ギリシャ国債の債務不履行(デフォルト)確定!
私は昨年「2012年になるとギリシャ国債のデフォルト(債務不履行)が確実になりユーロ危機が再燃する」と述べてきたが、今世界が注目しているのは正にギリシャ国債不履行問題解決の行方である。
昨年から私が何度も主張するように、ギリシャ国債は2009年5月の段階で事実上破綻している。「事実上」と言うことは、会社で言うと業績が悪化し事業所得で事業の為に発行した商業手形(商手)が落とせなくなり、不渡りを避けるために融通手形(融手)を発行して割り引いてもらわなくてはならなくなった状態を言う。ギリシャは当時対GDP(国内総生産)比100%に近い国の債務を5年以内に5%まで下げると約束したので2009年IMF(国際通貨基金)とECB(欧州中央銀行)がギリシャの国債(融手にあたる)を買って救済したのでギリシャ国債の不履行は避けられた。ところが2011年になるとギリシャの国の債務は減るどころか増え続けGDP比約130%にまで悪化した。会社で言うと万年赤字のため事業収益で融手を落とすことさえ不可能になった状態。そこへ本年3月20日145億ユーロ(約1兆4千億円)の国債償還を迎えるので2月上旬(正確には2月5日)までに支払い準備が出来ないと債務不履行(デフォルト)になる状況に追い込まれている。先週からギリシャ財務担当はNYでIMF幹部と融資の交渉をしているがIMF理事会で拒否権を持つアメリカは融資に反対である。一方IMFはギリシャ以外のユーロ圏(イタリアなど)の将来の債務問題への準備で600億ユーロの資金調達を求めているがアメリカは勿論だが日本を除く加盟国は否定的である。ECBも2009年の約束を反故にしたギリシャに再融資することにドイツが反対しているので難しく、EFSF(欧州金融安定ファシリティ)自体も最近の債券格下げで資金調達が困難に陥っている。さらに公的機関からギリシャが融資を受ける条件である民間債権者との約50%の債権放棄交渉は難航。こうした現状からギリシャの国債不履行は(私の予想通り)確定的になっている。
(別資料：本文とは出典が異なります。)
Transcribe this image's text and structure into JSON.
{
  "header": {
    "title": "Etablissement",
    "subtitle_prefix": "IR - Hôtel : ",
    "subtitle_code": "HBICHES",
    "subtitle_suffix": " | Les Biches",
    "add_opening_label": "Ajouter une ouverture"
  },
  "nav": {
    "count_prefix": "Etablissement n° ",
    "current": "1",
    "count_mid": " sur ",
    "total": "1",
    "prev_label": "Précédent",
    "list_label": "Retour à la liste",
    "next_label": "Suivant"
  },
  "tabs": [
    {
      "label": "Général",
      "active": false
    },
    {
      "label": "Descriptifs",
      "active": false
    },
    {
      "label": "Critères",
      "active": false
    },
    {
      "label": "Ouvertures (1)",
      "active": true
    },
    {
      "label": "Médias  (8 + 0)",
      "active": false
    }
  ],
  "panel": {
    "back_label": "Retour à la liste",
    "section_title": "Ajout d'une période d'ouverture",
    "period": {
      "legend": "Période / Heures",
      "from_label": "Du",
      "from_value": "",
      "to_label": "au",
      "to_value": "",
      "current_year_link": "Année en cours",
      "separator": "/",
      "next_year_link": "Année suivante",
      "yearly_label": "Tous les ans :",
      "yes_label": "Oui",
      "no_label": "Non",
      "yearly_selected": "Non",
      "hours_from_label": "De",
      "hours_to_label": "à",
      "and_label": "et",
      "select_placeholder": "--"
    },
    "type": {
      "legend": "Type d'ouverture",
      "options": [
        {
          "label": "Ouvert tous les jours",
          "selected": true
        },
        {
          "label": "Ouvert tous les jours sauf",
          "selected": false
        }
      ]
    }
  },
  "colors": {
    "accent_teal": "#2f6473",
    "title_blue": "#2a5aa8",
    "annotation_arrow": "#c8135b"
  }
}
今や市場の関心はギリシャの債務不履行がどういう形になるかである。
「無秩序な不履行」というギリシャのユーロ脱退なら大暴落になるが、その後、問題国(イタリア、スペイン、ポルトガルなど)の政治統合が一気に進むので市場の混乱は一時的に終わる。(「小冊子」Vol.32における予想)
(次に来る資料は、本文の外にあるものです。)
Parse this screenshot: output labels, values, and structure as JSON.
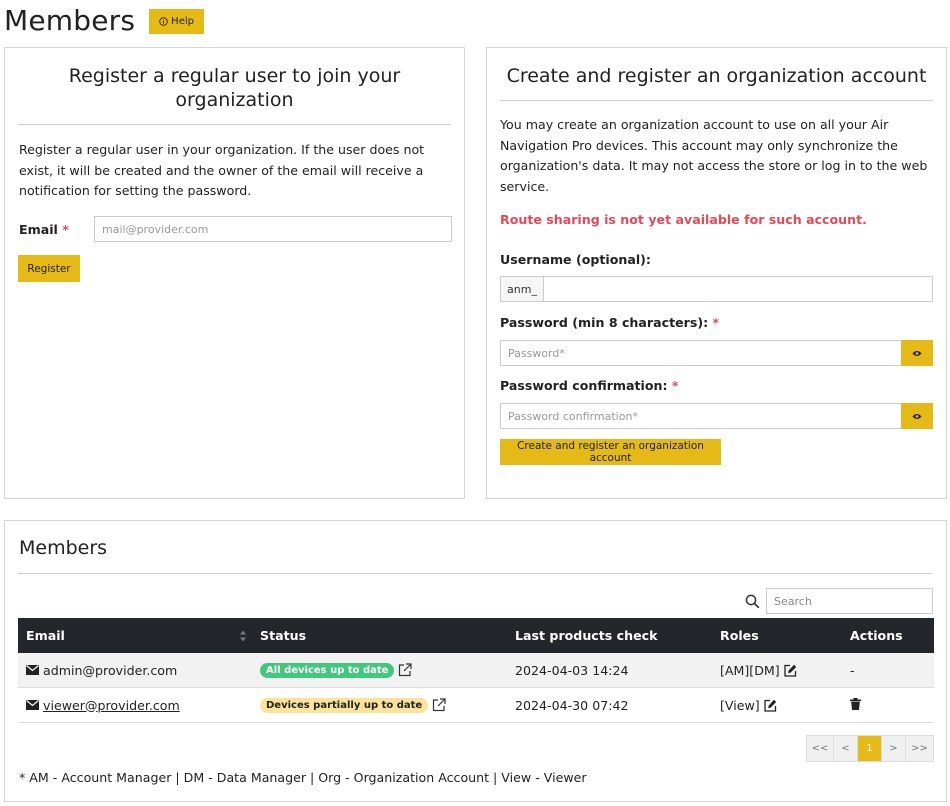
{
  "header": {
    "title": "Members",
    "help_label": "Help"
  },
  "register_user": {
    "title": "Register a regular user to join your organization",
    "description": "Register a regular user in your organization. If the user does not exist, it will be created and the owner of the email will receive a notification for setting the password.",
    "email_label": "Email",
    "required_mark": "*",
    "email_placeholder": "mail@provider.com",
    "register_button": "Register"
  },
  "org_account": {
    "title": "Create and register an organization account",
    "description": "You may create an organization account to use on all your Air Navigation Pro devices. This account may only synchronize the organization's data. It may not access the store or log in to the web service.",
    "warning": "Route sharing is not yet available for such account.",
    "username_label": "Username (optional):",
    "username_prefix": "anm_",
    "password_label": "Password (min 8 characters):",
    "password_placeholder": "Password*",
    "confirm_label": "Password confirmation:",
    "confirm_placeholder": "Password confirmation*",
    "required_mark": "*",
    "create_button": "Create and register an organization account"
  },
  "members": {
    "title": "Members",
    "search_placeholder": "Search",
    "columns": [
      "Email",
      "Status",
      "Last products check",
      "Roles",
      "Actions"
    ],
    "rows": [
      {
        "email": "admin@provider.com",
        "status": "All devices up to date",
        "last_check": "2024-04-03 14:24",
        "roles": "[AM][DM]",
        "actions": "-"
      },
      {
        "email": "viewer@provider.com",
        "status": "Devices partially up to date",
        "last_check": "2024-04-30 07:42",
        "roles": "[View]",
        "actions": ""
      }
    ],
    "pagination": [
      "<<",
      "<",
      "1",
      ">",
      ">>"
    ],
    "legend": "* AM - Account Manager | DM - Data Manager | Org - Organization Account | View - Viewer"
  },
  "colors": {
    "accent": "#e5b916",
    "header_dark": "#23262b",
    "danger": "#e24a5a",
    "success": "#42c77e",
    "warning_bg": "#fbe39a"
  }
}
しかし実際は「秩序ある不履行」(ギリシャにユーロを維持させたままの)形だろうから、欧州債務問題の抜本的解決は先延ばしで何時までも問題が尾を引くことになる。今後、欧州問題国は厳しい緊縮財政と増税が強いられるので経済成長はあり得ないから貿易黒字で国債を払うなどあり得ないことになる。
つまり会社で言うと融通手形連発の自転車操業に陥ることになる。
EFSFもEFSM(欧州金融安定メカニズム)も債務問題国への金融支援機構、つまり会社で言うと融通手形割引機構であって、業績で手形を落とすための事業支援機関ではない。
EU27カ国中ユーロ加盟国17カ国の経済、政治主権を剥奪した形のドイツ中心欧州帝国が出来るまで欧州経済は崩壊の危機から脱することは出来ないだろう。